これらの証明書類が提出されないと、社員は各種控除が受けられず、事務的にも年末調整の再計算を行なって不足額を徴収(控除)する手間が発生します。
法定調書の作成と提出
1月は、「給与所得の源泉徴収票(給与支払報告書)」をはじめ、各種法定調書の提出月です(末日が日曜日のため、今回の提出期限は2月1日)。
源泉徴収票は、1通を社員本人に交付します。ちなみに、この源泉徴収票には1年間の給与の収入金額と所得税の年税額が記載されていることから、ほかに所得のない給与所得者にとっては、所得税の確定申告書に準ずるものと考えられています。2015年中の給与等の金額が150万円を超える役員あるいは役員だった人や、同じく500万円を超える一般社員については、税務署にも1通を提出します。
給与支払報告書は、複写分とあわせて2通とも、各人の2016年1月1日現在の住所地の市区町村に提出します(2015年中の一定の退職者分も含みます)。必要に応じて、退職所得の源泉徴収票なども期限までに税務署や市区町村に提出します。
法定調書を作成したら、それらをまとめた合計表(「給与所得の源泉徴収票合計表」など6種類)を作成し、期限までにあわせて提出します。
マイナンバーの利用開始への対応
行政機関の税・社会保障分野でのマイナンバーの利用が始まります。雇用保険の資格取得・喪失手続きなど、法人番号や個人番号の記載が必要になるケースが出てきますので、注意して対応しましょう。
税務関係では、1月以降でも「2015年度分」についての手続きでは個人番号の記載は求められませんが、2016年度分からは原則として必要です。そのため、たとえば1月1日以降に退職者が出た場合、税務署提出分の「退職所得の源泉徴収票」には個人番号を記載します。
扶養控除等(異動)申告書の受理とチェック
1月の給与計算を開始するにあたり、2016年分の「扶養控除等(異動)申告書」を社員(雇用期間が2か月以内の者以外)に配付し、必要事項を記入のうえ、提出してもらいます。
扶養控除等(異動)申告書を提出できるのは1か所に限られていますから、役員などで2か所以上から給与の支払いを受けている場合は、提出先の確認が必要です。

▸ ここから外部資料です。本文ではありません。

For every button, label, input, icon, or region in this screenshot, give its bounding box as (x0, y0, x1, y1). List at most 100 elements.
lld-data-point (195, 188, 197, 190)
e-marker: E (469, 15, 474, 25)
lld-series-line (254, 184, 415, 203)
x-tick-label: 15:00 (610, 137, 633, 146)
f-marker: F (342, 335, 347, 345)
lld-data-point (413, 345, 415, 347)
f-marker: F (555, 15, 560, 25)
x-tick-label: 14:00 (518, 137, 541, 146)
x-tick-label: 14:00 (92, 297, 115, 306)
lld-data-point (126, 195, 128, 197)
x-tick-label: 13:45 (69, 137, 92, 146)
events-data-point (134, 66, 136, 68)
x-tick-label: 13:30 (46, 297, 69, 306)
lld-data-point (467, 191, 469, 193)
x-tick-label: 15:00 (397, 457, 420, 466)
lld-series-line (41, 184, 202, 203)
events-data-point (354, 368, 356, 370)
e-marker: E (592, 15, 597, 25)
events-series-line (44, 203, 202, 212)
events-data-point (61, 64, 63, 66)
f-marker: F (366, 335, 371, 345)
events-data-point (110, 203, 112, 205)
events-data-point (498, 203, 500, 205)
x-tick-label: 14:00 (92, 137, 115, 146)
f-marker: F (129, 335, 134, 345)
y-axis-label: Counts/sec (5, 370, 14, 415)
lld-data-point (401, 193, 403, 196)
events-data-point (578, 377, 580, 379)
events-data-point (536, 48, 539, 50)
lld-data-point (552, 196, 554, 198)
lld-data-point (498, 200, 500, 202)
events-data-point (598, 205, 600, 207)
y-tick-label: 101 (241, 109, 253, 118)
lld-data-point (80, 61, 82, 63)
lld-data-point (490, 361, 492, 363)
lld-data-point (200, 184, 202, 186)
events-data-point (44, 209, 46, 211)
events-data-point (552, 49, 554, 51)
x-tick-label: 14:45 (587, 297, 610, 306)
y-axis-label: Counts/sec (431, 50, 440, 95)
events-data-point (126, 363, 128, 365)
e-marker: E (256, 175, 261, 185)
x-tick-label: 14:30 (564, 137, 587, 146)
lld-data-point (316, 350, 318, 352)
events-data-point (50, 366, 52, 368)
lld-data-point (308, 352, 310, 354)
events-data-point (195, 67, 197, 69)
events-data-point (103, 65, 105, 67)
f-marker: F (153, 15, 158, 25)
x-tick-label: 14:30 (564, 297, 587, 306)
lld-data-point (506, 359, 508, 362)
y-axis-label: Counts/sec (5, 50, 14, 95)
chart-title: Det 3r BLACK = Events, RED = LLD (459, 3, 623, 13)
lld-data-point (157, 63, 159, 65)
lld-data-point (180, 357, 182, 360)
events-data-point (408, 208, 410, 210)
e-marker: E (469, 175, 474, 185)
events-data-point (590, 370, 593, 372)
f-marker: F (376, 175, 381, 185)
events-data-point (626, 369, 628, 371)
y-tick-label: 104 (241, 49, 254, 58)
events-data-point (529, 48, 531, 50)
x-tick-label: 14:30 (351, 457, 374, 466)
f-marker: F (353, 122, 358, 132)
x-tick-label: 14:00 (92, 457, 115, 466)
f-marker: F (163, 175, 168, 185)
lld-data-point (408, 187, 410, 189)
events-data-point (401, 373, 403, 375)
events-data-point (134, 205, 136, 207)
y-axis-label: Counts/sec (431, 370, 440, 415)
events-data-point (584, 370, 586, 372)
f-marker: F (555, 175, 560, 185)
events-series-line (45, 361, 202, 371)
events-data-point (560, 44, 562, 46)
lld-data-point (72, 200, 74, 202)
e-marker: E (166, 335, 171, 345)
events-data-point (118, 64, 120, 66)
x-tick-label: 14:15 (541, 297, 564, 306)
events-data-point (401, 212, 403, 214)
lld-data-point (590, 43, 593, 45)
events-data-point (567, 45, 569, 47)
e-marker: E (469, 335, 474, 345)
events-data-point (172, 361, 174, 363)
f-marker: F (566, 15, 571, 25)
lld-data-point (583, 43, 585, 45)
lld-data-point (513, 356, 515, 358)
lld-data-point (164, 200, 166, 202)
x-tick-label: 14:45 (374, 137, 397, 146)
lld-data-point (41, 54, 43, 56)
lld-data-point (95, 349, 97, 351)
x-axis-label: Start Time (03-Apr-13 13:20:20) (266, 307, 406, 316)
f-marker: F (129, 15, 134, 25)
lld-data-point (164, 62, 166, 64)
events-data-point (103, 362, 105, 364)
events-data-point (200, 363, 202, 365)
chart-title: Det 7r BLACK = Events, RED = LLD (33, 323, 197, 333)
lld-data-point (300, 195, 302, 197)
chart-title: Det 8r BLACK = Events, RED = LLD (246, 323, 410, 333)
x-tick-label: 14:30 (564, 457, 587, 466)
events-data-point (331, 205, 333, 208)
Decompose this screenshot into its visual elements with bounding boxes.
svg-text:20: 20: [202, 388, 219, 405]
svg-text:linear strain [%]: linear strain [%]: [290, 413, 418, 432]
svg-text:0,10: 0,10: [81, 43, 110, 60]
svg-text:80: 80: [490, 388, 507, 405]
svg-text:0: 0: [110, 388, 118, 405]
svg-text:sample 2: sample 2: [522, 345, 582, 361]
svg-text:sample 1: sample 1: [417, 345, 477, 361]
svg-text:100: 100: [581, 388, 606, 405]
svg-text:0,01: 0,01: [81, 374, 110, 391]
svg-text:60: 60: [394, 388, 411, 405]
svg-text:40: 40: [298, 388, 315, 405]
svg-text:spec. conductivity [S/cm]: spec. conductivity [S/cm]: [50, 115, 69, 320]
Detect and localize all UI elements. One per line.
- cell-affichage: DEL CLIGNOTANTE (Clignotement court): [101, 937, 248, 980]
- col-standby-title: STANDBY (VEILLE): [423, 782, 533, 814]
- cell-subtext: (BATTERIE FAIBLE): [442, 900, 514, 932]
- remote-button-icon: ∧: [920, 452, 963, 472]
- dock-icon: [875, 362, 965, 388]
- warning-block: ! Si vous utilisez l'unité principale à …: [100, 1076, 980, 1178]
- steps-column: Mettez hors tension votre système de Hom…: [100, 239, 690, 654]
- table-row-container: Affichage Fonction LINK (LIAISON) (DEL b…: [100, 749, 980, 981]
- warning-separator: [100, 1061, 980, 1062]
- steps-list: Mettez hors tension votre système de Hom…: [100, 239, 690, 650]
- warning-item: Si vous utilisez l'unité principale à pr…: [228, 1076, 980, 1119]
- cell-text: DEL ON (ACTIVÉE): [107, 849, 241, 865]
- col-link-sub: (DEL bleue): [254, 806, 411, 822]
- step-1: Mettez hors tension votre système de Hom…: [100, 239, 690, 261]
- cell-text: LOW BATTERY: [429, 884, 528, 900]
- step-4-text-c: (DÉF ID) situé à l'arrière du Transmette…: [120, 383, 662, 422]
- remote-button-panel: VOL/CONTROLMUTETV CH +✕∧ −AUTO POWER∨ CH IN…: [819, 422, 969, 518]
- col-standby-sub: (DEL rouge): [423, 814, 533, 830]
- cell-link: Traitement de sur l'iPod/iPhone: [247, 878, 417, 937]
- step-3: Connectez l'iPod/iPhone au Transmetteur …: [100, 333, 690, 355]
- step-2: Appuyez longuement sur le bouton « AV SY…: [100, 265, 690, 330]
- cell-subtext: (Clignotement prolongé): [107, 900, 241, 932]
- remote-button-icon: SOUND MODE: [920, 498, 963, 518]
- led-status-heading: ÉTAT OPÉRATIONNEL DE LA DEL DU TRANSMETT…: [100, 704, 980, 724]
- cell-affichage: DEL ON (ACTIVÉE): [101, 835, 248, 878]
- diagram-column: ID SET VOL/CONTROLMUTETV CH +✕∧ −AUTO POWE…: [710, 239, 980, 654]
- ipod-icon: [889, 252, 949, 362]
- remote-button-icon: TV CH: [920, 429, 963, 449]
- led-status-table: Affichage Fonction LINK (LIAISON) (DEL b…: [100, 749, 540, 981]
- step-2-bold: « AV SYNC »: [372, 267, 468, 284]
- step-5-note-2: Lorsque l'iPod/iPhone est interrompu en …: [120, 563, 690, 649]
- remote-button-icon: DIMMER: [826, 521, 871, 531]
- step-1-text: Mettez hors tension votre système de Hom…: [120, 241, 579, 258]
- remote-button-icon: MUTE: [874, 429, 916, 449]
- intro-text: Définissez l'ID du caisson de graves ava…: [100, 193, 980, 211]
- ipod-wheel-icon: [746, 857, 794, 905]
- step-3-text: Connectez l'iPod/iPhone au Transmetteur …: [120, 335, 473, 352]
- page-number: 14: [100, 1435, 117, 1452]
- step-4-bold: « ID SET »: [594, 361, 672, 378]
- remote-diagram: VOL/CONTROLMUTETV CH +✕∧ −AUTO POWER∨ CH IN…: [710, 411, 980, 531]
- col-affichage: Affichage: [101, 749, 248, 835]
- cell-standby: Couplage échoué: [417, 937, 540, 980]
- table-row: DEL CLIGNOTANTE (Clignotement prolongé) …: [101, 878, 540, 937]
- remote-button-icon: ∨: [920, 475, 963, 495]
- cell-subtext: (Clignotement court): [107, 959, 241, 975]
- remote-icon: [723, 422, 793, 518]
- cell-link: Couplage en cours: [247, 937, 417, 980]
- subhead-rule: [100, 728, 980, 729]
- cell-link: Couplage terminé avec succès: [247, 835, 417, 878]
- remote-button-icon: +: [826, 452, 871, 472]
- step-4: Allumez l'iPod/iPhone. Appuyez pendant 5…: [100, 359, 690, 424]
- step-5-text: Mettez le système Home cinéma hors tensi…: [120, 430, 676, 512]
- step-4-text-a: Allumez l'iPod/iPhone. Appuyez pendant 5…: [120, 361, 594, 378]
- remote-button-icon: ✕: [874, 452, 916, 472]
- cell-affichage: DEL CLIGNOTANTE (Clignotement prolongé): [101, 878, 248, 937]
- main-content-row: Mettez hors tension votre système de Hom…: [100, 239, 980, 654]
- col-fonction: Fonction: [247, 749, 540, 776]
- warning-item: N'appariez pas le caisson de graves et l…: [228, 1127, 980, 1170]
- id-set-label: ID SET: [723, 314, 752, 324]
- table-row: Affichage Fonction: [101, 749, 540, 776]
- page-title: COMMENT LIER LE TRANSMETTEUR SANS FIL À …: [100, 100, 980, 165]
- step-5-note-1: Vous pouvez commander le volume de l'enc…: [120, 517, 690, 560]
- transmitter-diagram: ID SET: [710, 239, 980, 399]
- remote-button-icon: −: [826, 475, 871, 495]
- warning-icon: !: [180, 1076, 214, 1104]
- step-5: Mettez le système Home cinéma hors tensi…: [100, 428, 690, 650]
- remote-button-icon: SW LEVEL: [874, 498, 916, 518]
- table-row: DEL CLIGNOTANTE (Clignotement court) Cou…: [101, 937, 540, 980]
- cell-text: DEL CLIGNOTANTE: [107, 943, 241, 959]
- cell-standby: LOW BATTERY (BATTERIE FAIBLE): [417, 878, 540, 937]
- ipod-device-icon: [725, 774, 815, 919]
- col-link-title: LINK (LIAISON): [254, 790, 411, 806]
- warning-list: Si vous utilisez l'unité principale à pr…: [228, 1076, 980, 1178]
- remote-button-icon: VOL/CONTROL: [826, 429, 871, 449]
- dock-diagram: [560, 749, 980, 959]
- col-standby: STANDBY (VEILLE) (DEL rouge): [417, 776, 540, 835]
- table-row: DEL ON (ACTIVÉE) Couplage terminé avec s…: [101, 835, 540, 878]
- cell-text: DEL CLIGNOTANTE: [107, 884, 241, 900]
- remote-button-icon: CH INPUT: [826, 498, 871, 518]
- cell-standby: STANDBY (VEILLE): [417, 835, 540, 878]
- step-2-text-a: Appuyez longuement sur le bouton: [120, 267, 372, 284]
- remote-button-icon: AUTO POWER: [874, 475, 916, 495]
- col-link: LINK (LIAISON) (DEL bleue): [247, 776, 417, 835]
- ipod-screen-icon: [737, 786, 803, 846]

また、2か月以内の短期雇用者であっても、契約延長や再雇用により2か月を超えて働く見込みがある場合などに提出してもらえば、源泉徴収税額表の月額表もしくは日額表の甲欄を適用して、税負担を軽減できます。
申告書を受理したら、記載内容をチェックし、源泉徴収簿(賃金台帳)に税額表の適用区分、扶養親族の人数など所要事項を正しく記入します。
償却資産申告書の提出
固定資産税は、その年の1月1日現在所有している土地・家屋・償却資産に課される市町村税です。このうち償却資産については、所有者から提出された償却資産申告書に基づいて課税されます。
申告用紙や説明書などは、2015年12月中に市町村(東京23区では都税事務所)から送られてきます。
償却資産申告書の提出期限は、原則として1月末日ですが、2016年は日曜日のため、2月1日が提出期限となります。
資金繰りの確認
1月は、賞与から徴収した社会保険料の支払い、年末調整の結果による過不足税額の精算など、例月とは異なる資金需要が発生します。クリスマス商戦や年末商戦用に仕入れた商品などの支払いも重なる時期です。
早めに年度末までの資金繰りを確認し、借入の必要があれば金融機関に打診しておきましょう。